La Armada incorpora el concepto de «dron contra dron»

La transformación tampoco se limita al Ejército del Aire y del Espacio o al Ejército de Tierra. La Armada está incorporando progresivamente sistemas no tripulados a sus capacidades y experimentando con conceptos en los que un dron puede convertirse en parte de la respuesta frente a otro sistema no tripulado.

El concepto de «dron contra dron» representa precisamente una de las líneas de evolución de la defensa antidron: utilizar plataformas relativamente económicas y autónomas para localizar, perseguir o neutralizar otras plataformas aéreas no tripuladas.

Esta tendencia introduce una nueva dimensión en el campo de batalla. El enfrentamiento ya no se produce necesariamente entre una plataforma tripulada y un sistema no tripulado, sino entre diferentes familias de sistemas autónomos que pueden operar coordinadamente y con distintos niveles de intervención humana.

Para las Fuerzas Armadas, la cuestión fundamental será determinar qué grado de autonomía pueden alcanzar estos sistemas, cómo se integran en las cadenas de mando y qué mecanismos de supervisión humana deben mantenerse en las decisiones críticas.

Un cambio en la forma de adquirir defensa

El mensaje trasladado por Defensa a la industria durante UNVEX apunta, en definitiva, a un cambio que va más allá de los propios drones.

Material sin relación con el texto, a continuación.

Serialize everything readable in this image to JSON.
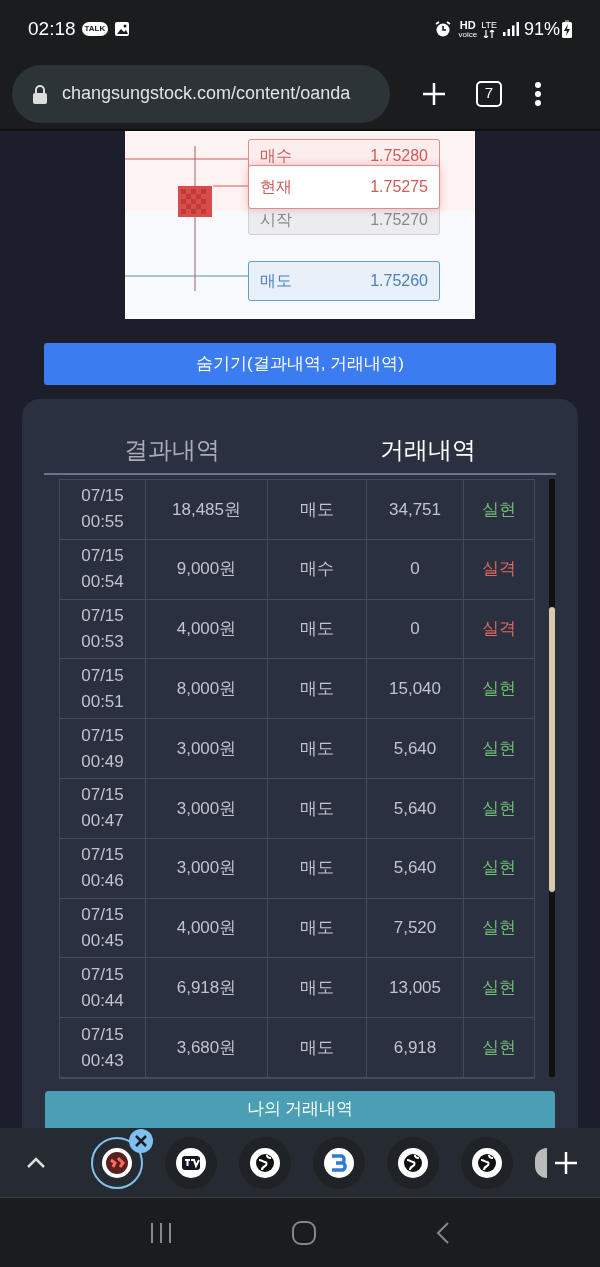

El Ministerio está reclamando una transformación de los procesos de innovación, adquisición y producción militar para adaptarlos a tecnologías cuyos ciclos de evolución son mucho más rápidos que los de los sistemas tradicionales.

Los aproximadamente 4.600 millones de euros vinculados a programas de sistemas autónomos constituyen una muestra del volumen económico que está adquiriendo este ámbito. Pero el reto no consiste exclusivamente en incrementar la inversión, sino en conseguir que esa inversión se transforme rápidamente en capacidades disponibles para las unidades.

La cuestión será determinar si el modelo español puede acortar suficientemente la distancia entre laboratorio, prototipo, experimentación, producción y despliegue operativo. En un escenario en el que los drones evolucionan constantemente y en el que las tácticas desarrolladas para combatirlos generan inmediatamente nuevas contramedidas, la velocidad de adaptación se está convirtiendo en una variable cada vez más relevante de la capacidad militar.

UNVEX 2026 ha servido así para poner de manifiesto una de las principales prioridades de la modernización militar española: pasar de una industria capaz de desarrollar prototipos a un ecosistema capaz de innovar, producir y actualizar sistemas autónomos a la velocidad que exige el campo de batalla contemporáneo. El desafío ya no es únicamente construir el dron más avanzado, sino disponer de una arquitectura tecnológica e industrial capaz de evolucionar antes de que la siguiente generación de amenazas vuelva a cambiar las reglas del juego.